本発明は、自動車用の熱交換器等に使用されるブレージングシートとするアルミニウム合金クラッド材に関する。
自動車に搭載されるラジエータ、コンデンサー、エバポレーター等の熱交換器は、軽量で熱伝導性に優れるアルミニウム合金の板材を成形、組み立て、ろう付けして製造されることが多い。このようなアルミニウム合金板は、例えばラジエータ等のチューブとした場合、外面は大気に曝され、内面は冷却水に曝される。これらの腐食環境に曝されると、局所的に腐食(孔食)が進行して、貫通孔形成に至る虞がある。チューブ外面の防食対策としては、チューブを形成するアルミニウム合金よりも電位の卑なAl−Zn合金等で形成したフィン材を接触させる、いわゆる陰極防食法(電気防食法)が一般的であり、効果的であることが知られている。チューブ内面の防食対策としても陰極防食法が適用される場合が多く、具体的には、基材(心材)のアルミニウム合金に対して電位の卑なAl−Zn合金等を犠牲陽極材として内面側(腐食環境側)に積層したクラッド材でチューブを形成することが一般的であり、さらに冷却水に腐食抑制剤(インヒビター:inhibitor)を添加することも併用されている。また、前記ろう付けのため、さらに片面または両面にAl−Si合金からなるろう材がクラッドされたクラッド材(ブレージングシート)とされることも多い。一方、機器の軽量化と小型化の観点から熱交換器材料の薄肉化が要求されており、例えば板厚0.4mmから0.2mmの薄肉材が使用されている。
このような薄肉材としても熱交換器に必要な強度および耐食性を備える熱交換器用アルミニウム合金材料として、例えば、特許文献1には、Si,Fe,Cu,Mn,Mgを適量添加して、所定条件で最終焼鈍して強度を向上させ、さらに適量のZnと前記Mnにより耐食性を向上させたアルミニウム合金管材が開示されている。
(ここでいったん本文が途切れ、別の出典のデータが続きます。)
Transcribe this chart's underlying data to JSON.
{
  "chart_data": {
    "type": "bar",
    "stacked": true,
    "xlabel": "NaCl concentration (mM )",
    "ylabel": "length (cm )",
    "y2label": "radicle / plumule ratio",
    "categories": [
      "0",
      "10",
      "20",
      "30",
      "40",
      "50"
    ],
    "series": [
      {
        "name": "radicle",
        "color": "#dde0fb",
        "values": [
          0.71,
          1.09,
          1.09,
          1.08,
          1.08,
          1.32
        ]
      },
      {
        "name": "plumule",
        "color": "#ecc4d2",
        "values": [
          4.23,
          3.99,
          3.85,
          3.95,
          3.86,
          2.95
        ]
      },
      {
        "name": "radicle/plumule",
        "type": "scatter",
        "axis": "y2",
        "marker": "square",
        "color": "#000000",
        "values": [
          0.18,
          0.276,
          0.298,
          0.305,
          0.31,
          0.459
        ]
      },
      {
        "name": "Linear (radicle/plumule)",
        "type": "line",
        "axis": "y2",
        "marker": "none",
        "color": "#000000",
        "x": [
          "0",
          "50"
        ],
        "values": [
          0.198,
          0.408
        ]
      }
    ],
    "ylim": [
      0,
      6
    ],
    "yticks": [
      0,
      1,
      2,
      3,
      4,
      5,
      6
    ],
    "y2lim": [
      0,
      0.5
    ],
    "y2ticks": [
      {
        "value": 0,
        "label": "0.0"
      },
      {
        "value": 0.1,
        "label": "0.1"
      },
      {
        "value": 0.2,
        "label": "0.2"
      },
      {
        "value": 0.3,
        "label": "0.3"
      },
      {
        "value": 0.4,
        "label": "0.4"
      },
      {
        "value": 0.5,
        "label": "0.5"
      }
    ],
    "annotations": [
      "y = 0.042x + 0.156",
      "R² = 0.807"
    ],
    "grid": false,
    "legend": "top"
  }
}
また、特許文献2には、心材および犠牲陽極材に、強度を向上させるMnに加え、Si,Feを多量に添加して、Al−Mn−Fe−Si系化合物を多量に析出させ、成形性を向上させて成形時の犠牲陽極材の偏肉を抑え、また前記化合物を腐食の起点として分散させることで孔食を防止するアルミニウム合金クラッド材が開示されている。また、特許文献3には、Al−Mn合金からなる心材の一方の面にAl−Mg−Zn合金からなる犠牲陽極材を、他方の面にAl−Si(−Zn)合金からなるろう材を積層させ、所定条件の2回の中間焼鈍を行うことで、冷間圧延による犠牲陽極材の層厚のばらつきを低減して、薄肉化しても心材が露出しないようにしたアルミニウム合金クラッド材が開示されている。
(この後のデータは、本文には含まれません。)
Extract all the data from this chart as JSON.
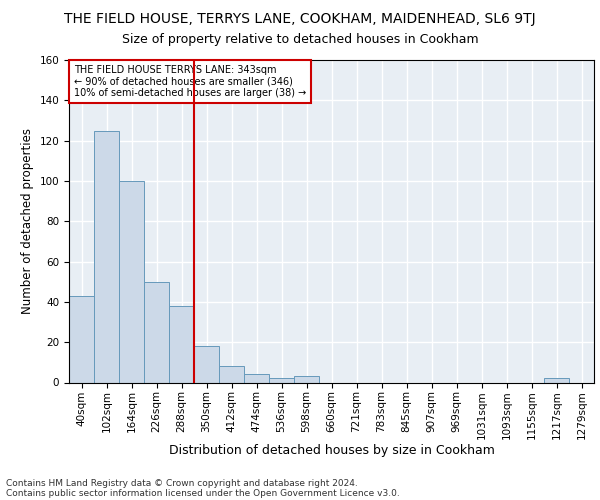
{
  "title": "THE FIELD HOUSE, TERRYS LANE, COOKHAM, MAIDENHEAD, SL6 9TJ",
  "subtitle": "Size of property relative to detached houses in Cookham",
  "xlabel": "Distribution of detached houses by size in Cookham",
  "ylabel": "Number of detached properties",
  "footer_line1": "Contains HM Land Registry data © Crown copyright and database right 2024.",
  "footer_line2": "Contains public sector information licensed under the Open Government Licence v3.0.",
  "categories": [
    "40sqm",
    "102sqm",
    "164sqm",
    "226sqm",
    "288sqm",
    "350sqm",
    "412sqm",
    "474sqm",
    "536sqm",
    "598sqm",
    "660sqm",
    "721sqm",
    "783sqm",
    "845sqm",
    "907sqm",
    "969sqm",
    "1031sqm",
    "1093sqm",
    "1155sqm",
    "1217sqm",
    "1279sqm"
  ],
  "values": [
    43,
    125,
    100,
    50,
    38,
    18,
    8,
    4,
    2,
    3,
    0,
    0,
    0,
    0,
    0,
    0,
    0,
    0,
    0,
    2,
    0
  ],
  "bar_color": "#ccd9e8",
  "bar_edge_color": "#6699bb",
  "reference_line_x": 4.5,
  "reference_line_color": "#cc0000",
  "annotation_text": "THE FIELD HOUSE TERRYS LANE: 343sqm\n← 90% of detached houses are smaller (346)\n10% of semi-detached houses are larger (38) →",
  "annotation_box_color": "#ffffff",
  "annotation_box_edge_color": "#cc0000",
  "ylim": [
    0,
    160
  ],
  "yticks": [
    0,
    20,
    40,
    60,
    80,
    100,
    120,
    140,
    160
  ],
  "background_color": "#e8eef4",
  "grid_color": "#ffffff",
  "title_fontsize": 10,
  "subtitle_fontsize": 9,
  "ylabel_fontsize": 8.5,
  "xlabel_fontsize": 9,
  "tick_fontsize": 7.5,
  "footer_fontsize": 6.5,
  "annotation_fontsize": 7
}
特開2005−89788号公報 特開2004−217982号公報 特開2004−68122号公報
前記従来技術は、現行の薄肉化に対応し得るものではあるが、さらに板厚0.2mmを下回る薄肉材とした場合には、強度や耐食性が不十分である。特に、強度を得るために心材はある程度の厚さを確保する必要があるため、犠牲陽極材はさらに薄くなる。通常、前記したアルミニウム合金クラッド材では、表面(犠牲陽極材)と内部(心材)との電位差によって表面全体を優先的に溶解させることで局部腐食を抑制する。したがって、従来の犠牲陽極材を薄くすると早期に消耗されてしまい、このような薄肉化されたアルミニウム合金クラッド材で耐食性を維持することは困難である。
本発明は、前記問題点に鑑みてなされたものであり、薄肉化した場合にも、高耐食性、高強度を維持する熱交換器用アルミニウム合金クラッド材を提供することを目的とする。
前記課題を解決するために、本発明者らは、熱交換器内面の腐食挙動を調査した結果、冷却水や結露水等の水分による内面腐食は、水中の塩化物イオンによるアルミニウム酸化皮膜(不働態皮膜)の破壊に伴う局部腐食と、水中の溶存酸素の還元反応による全面腐食との2形態に類別されることを見出した。そして本発明者らは、犠牲陽極材について、さらなる耐食性向上について検討した結果、Al−Zn合金にMoやWを添加することによって、溶解時に生成するモリブデン酸塩またはタングステン酸塩が、内部の心材との電位差を拡大して犠牲防食効果を高めて局部腐食を抑制し、また、酸素拡散障壁となって水中の溶存酸素の還元反応を抑制して全面腐食を抑制することを見出した。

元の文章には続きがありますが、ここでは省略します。